Principal AI Research Scientist, Research Director
Job description
About the role
This leadership position focuses on advancing large-scale machine learning, specifically targeting LLM training, inference efficiency, and model optimization. You will guide a team of researchers and engineers to develop novel scaling techniques that translate into production-ready capabilities for the Databricks AI platform.
Key facts
What you'll do
- Direct a multidisciplinary team in foundational and applied research regarding LLM scaling, systems performance, and efficiency.
- Create and execute a research roadmap that aligns with company objectives for foundation model development.
- Develop algorithmic innovations in neural network training, including low-precision methods, novel optimizers, and model adaptation.
- Collaborate with infrastructure and systems teams to improve distributed training, memory management, and compute utilization.
- Oversee the design of large-scale experiments and benchmark findings against current industry standards.
- Partner with product and engineering departments to integrate research breakthroughs into the Databricks AI platform.
- Represent the company at academic conferences and within the open-source community.
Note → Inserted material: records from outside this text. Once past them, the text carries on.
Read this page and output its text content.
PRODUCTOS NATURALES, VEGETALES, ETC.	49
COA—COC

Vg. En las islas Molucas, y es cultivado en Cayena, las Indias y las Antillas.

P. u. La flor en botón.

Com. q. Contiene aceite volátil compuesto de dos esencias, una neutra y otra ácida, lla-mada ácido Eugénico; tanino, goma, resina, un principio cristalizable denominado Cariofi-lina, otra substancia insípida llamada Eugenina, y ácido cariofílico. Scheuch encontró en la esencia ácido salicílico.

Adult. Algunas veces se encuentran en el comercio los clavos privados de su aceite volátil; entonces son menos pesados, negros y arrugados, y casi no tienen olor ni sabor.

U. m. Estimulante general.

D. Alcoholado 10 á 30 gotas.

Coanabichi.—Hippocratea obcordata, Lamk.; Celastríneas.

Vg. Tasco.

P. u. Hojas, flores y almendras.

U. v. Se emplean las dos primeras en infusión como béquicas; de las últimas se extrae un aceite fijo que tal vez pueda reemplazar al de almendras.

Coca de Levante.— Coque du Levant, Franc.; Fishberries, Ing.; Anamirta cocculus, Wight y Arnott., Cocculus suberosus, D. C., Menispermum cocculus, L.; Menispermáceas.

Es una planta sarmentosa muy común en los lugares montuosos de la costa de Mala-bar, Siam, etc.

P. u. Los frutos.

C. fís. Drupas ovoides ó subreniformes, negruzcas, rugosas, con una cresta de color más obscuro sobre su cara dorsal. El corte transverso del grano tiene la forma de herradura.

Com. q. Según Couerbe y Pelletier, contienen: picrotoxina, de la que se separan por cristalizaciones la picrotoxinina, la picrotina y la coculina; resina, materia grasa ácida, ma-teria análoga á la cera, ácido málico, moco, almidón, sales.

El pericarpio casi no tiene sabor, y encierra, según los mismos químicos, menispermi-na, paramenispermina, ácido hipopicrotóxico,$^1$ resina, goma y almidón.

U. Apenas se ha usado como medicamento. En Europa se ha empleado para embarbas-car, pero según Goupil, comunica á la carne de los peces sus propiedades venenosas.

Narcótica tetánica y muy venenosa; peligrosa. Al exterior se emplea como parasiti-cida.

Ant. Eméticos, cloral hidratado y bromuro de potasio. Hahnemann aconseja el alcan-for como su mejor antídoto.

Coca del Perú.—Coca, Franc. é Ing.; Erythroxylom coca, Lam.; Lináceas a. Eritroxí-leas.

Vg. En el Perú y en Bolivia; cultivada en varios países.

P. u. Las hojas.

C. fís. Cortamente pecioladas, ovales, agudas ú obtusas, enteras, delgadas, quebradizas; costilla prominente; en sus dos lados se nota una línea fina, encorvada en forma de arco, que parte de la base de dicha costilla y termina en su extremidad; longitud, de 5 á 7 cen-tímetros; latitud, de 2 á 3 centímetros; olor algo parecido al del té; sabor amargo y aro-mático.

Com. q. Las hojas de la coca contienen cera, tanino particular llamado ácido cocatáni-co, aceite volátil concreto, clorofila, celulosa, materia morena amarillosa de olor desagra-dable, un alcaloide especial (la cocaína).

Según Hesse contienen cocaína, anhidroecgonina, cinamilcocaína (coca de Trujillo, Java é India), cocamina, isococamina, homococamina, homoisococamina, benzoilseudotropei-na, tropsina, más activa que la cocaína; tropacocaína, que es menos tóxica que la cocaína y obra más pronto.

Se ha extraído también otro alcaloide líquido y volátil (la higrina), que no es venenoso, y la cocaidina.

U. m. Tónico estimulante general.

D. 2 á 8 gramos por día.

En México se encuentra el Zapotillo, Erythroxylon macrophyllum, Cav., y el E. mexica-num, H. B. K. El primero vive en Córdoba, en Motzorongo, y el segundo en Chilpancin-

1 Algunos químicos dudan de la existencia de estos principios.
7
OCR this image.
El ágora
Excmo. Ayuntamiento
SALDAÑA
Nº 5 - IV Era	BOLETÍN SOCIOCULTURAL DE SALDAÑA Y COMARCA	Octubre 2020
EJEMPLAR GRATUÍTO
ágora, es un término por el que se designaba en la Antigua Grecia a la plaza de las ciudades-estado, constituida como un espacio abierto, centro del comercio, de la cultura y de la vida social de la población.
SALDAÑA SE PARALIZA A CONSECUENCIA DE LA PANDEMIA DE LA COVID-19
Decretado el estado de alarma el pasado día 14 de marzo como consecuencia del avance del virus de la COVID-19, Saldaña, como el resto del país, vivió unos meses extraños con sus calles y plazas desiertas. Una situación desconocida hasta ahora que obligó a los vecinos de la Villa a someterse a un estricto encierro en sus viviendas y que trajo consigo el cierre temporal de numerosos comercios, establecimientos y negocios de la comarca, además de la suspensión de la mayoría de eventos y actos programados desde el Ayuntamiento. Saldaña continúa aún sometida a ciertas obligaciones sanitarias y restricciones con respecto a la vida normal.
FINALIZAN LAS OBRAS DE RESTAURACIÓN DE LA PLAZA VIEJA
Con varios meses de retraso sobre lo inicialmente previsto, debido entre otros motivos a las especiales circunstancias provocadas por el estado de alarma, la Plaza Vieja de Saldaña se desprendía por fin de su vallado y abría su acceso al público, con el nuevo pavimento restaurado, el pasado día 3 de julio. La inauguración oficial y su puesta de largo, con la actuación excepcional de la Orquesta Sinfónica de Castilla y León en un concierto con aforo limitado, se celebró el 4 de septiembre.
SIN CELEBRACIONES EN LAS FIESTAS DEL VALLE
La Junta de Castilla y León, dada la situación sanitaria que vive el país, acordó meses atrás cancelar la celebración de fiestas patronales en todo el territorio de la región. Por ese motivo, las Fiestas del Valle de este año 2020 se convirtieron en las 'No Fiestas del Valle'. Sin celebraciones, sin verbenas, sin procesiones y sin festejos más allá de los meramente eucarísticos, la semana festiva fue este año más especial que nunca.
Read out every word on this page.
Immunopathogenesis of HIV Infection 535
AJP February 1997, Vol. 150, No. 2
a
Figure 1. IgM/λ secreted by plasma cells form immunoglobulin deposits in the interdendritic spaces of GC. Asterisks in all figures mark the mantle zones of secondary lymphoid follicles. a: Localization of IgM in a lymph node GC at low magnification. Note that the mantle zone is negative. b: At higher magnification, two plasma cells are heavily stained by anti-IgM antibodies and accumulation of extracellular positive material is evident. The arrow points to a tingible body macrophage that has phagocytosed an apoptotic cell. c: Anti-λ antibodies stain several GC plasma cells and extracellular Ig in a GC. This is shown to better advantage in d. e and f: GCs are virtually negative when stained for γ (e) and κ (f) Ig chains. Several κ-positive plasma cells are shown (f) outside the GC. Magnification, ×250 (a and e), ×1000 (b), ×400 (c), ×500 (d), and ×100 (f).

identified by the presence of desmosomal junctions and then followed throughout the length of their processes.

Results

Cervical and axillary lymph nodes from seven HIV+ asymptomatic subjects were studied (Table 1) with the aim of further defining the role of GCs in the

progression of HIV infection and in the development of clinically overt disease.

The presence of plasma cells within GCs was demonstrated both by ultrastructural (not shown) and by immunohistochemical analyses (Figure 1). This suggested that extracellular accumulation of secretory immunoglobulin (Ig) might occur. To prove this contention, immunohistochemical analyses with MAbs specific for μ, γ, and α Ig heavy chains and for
- Mentor research scientists and engineers on technical execution and career progression.
Requirements
- Proven experience leading research teams to develop techniques for foundation model efficiency with a track record of industry impact.
- Deep technical knowledge in at least one of the following: LLMs, generative AI, model optimization, distributed ML systems, or responsible AI.
- Strong programming proficiency in Python and PyTorch for research implementation and prototyping.
- Demonstrated ability to move research innovations into scalable product features.
- Strong communication skills with the ability to influence cross-functional roadmaps and stakeholders.
Nice to have
- Experience at the intersection of ML and systems, such as compiler optimization, kernel optimization, or distributed training frameworks.
- A strong network within the large-scale ML community, including service as a program committee member or area chair at conferences like NeurIPS, ICML, ICLR, or MLSys.
- A track record of research impact, such as first-author publications at top-tier conferences or significant open-source contributions.
Skills & tools
- Python
- PyTorch
- Distributed ML systems
- Large Language Models (LLM)
- Model optimization
- Distributed training frameworks
Practical notes
Compensation includes base salary, eligibility for an annual performance bonus, and equity. Databricks provides comprehensive benefits and maintains a commitment to equal employment opportunity and inclusive hiring practices.
About the company
Databricks is an American software enterprise headquartered in San Francisco, California. The company focuses on building technology for data processing and artificial intelligence applications. The organization was founded in 2013 by the original computer science researchers who created Apache Spark at the University of California, Berkeley. The company offers a cloud-based platform for advanced data analytics and artificial intelligence workloads. This environment operates natively across major cloud infrastructure providers, including Amazon Web Services, Microsoft Azure, and Google Cloud Platform. Databricks pioneered the data lakehouse architecture, a design that integrates features from traditional data warehouses and flexible data lakes to process both structured and unstructured data in one place. For data storage and exchange, Databricks created Delta Lake, an open-source project designed to add reliable ACID transaction support to data lakes. The platform also hosts an open data marketplace built on the Delta Sharing protocol. Serving as a managed artificial intelligence infrastructure provider, Databricks supplies proprietary foundation models inside a protected security perimeter. Users can run models from OpenAI, Anthropic, and Google Gemini directly through the system. The platform incorporates a variety of core data and artificial intelligence products. Lakebase operates as a specialized database built for artificial intelligence agents. Lakeflow Designer provides a tool for building automated data pipelines. Agent Bricks serves as a workspace to construct production-scale artificial intelligence agents. Additionally, Databricks recently introduced Genie Code, an autonomous artificial intelligence agent that helps users with data engineering, data science, and analytics assignments.